For instance, American elevators are usually quite large and frustratingly slow. They tend to have very thick walls and very thick, multi-layered doors that, on opening, slide out of view and, often after quite a long wait, slide back shut. They are rather silent (except for beeps at every floor), they have lots of lights, and they "intelligently" or "politely" stop at intermediate floors, if someone has pushed a button there. By contrast, European elevators (especially those of a few years ago) are often small (sometimes just a couple of people can squeeze in), their manual doors swing open outwards (and often there are two sets -- one inner and one outer). They move fast and are often "dumb" or "impolite", blithely ignoring people on intermediate floors, who simply have to wait till all current passengers have disembarked. And then there are those wonderful antique elevators with cages instead of actual walls, where, as you ascend or descend, you can see the spiral staircase winding around you, and woe to anyone who sticks their finger through the iron grillwork of the cage.
The contrast between these kinds of images is enormous. Although both the American elevator and the French ascenseur serve the function of vertically transporting people, animals, suitcases, and other items in some tallish building, the "vibes" that they emanate are radically different.
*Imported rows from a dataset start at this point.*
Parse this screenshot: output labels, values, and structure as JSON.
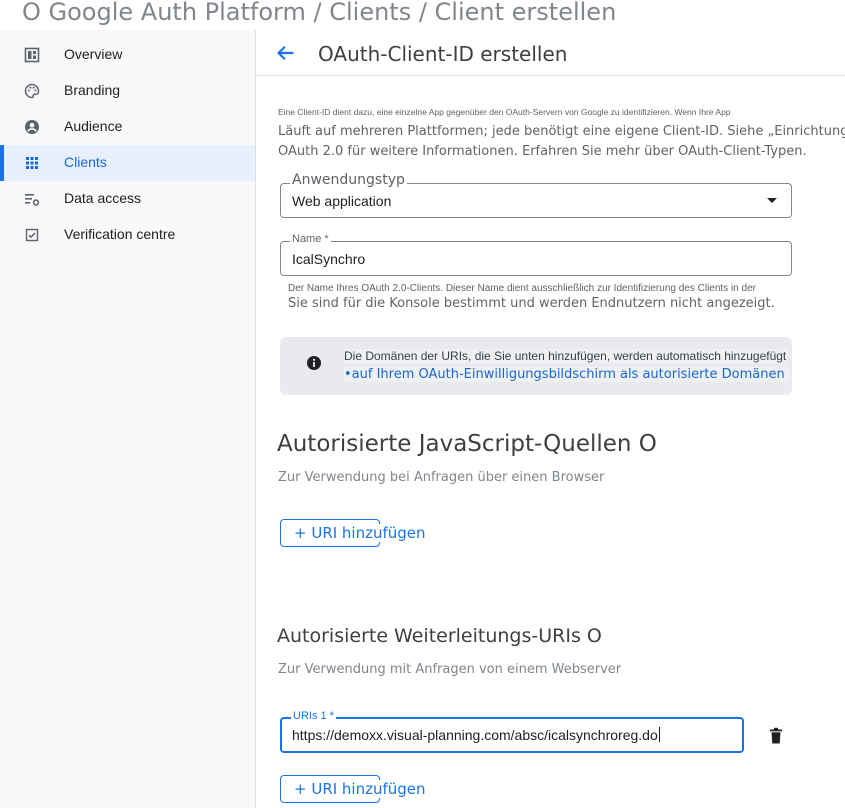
{
  "breadcrumb": "O Google Auth Platform / Clients / Client erstellen",
  "sidebar": {
    "items": [
      {
        "label": "Overview",
        "icon": "dashboard-icon"
      },
      {
        "label": "Branding",
        "icon": "palette-icon"
      },
      {
        "label": "Audience",
        "icon": "account-circle-icon"
      },
      {
        "label": "Clients",
        "icon": "grid-icon",
        "active": true
      },
      {
        "label": "Data access",
        "icon": "data-settings-icon"
      },
      {
        "label": "Verification centre",
        "icon": "checkbox-icon"
      }
    ]
  },
  "header": {
    "back_icon": "arrow-back-icon",
    "title": "OAuth-Client-ID erstellen"
  },
  "intro": {
    "line1": "Eine Client-ID dient dazu, eine einzelne App gegenüber den OAuth-Servern von Google zu identifizieren. Wenn Ihre App",
    "line2": "Läuft auf mehreren Plattformen; jede benötigt eine eigene Client-ID. Siehe „Einrichtung“",
    "line3": "OAuth 2.0 für weitere Informationen. Erfahren Sie mehr über OAuth-Client-Typen."
  },
  "app_type": {
    "label": "Anwendungstyp",
    "value": "Web application"
  },
  "name_field": {
    "label": "Name *",
    "value": "IcalSynchro",
    "hint1": "Der Name Ihres OAuth 2.0-Clients. Dieser Name dient ausschließlich zur Identifizierung des Clients in der",
    "hint2": "Sie sind für die Konsole bestimmt und werden Endnutzern nicht angezeigt."
  },
  "info": {
    "icon": "info-icon",
    "line1": "Die Domänen der URIs, die Sie unten hinzufügen, werden automatisch hinzugefügt",
    "line2": "•auf Ihrem OAuth-Einwilligungsbildschirm als autorisierte Domänen"
  },
  "js_origins": {
    "title": "Autorisierte JavaScript-Quellen O",
    "subtitle": "Zur Verwendung bei Anfragen über einen Browser",
    "add_label": "+ URI hinzufügen"
  },
  "redirects": {
    "title": "Autorisierte Weiterleitungs-URIs O",
    "subtitle": "Zur Verwendung mit Anfragen von einem Webserver",
    "uri_label": "URIs 1 *",
    "uri_value": "https://demoxx.visual-planning.com/absc/icalsynchroreg.do",
    "add_label": "+ URI hinzufügen",
    "delete_icon": "trash-icon"
  },
  "colors": {
    "accent": "#1a73e8",
    "active_bg": "#e8f0fe",
    "sidebar_bg": "#f8f9fa",
    "info_bg": "#e8eaed"
  }
}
Therefore, if a French translation of an American novel taking place in Richland, Washington replaces the word "elevator" by the word ascenseur all three times it occurs, there will result a tiny, microscopic, almost undetectable effect of transculturation in the minds of French readers.
-- from "Translator, Trader" (pp.15-17), an essay (bound in the same volume as the author's translation from French version of Françoise Sagan's novel La Chamade) which in its hundred-some chatty pages visits, considers, and retreads many of the challenges and pleasures of translation, including that familiar problem, discussed above, of transcultural references. As appears in That Mad Ache: A Novel/Translator, Trader: An Essay by Douglas Hofstadter. (See a review of the book at Three Percent.)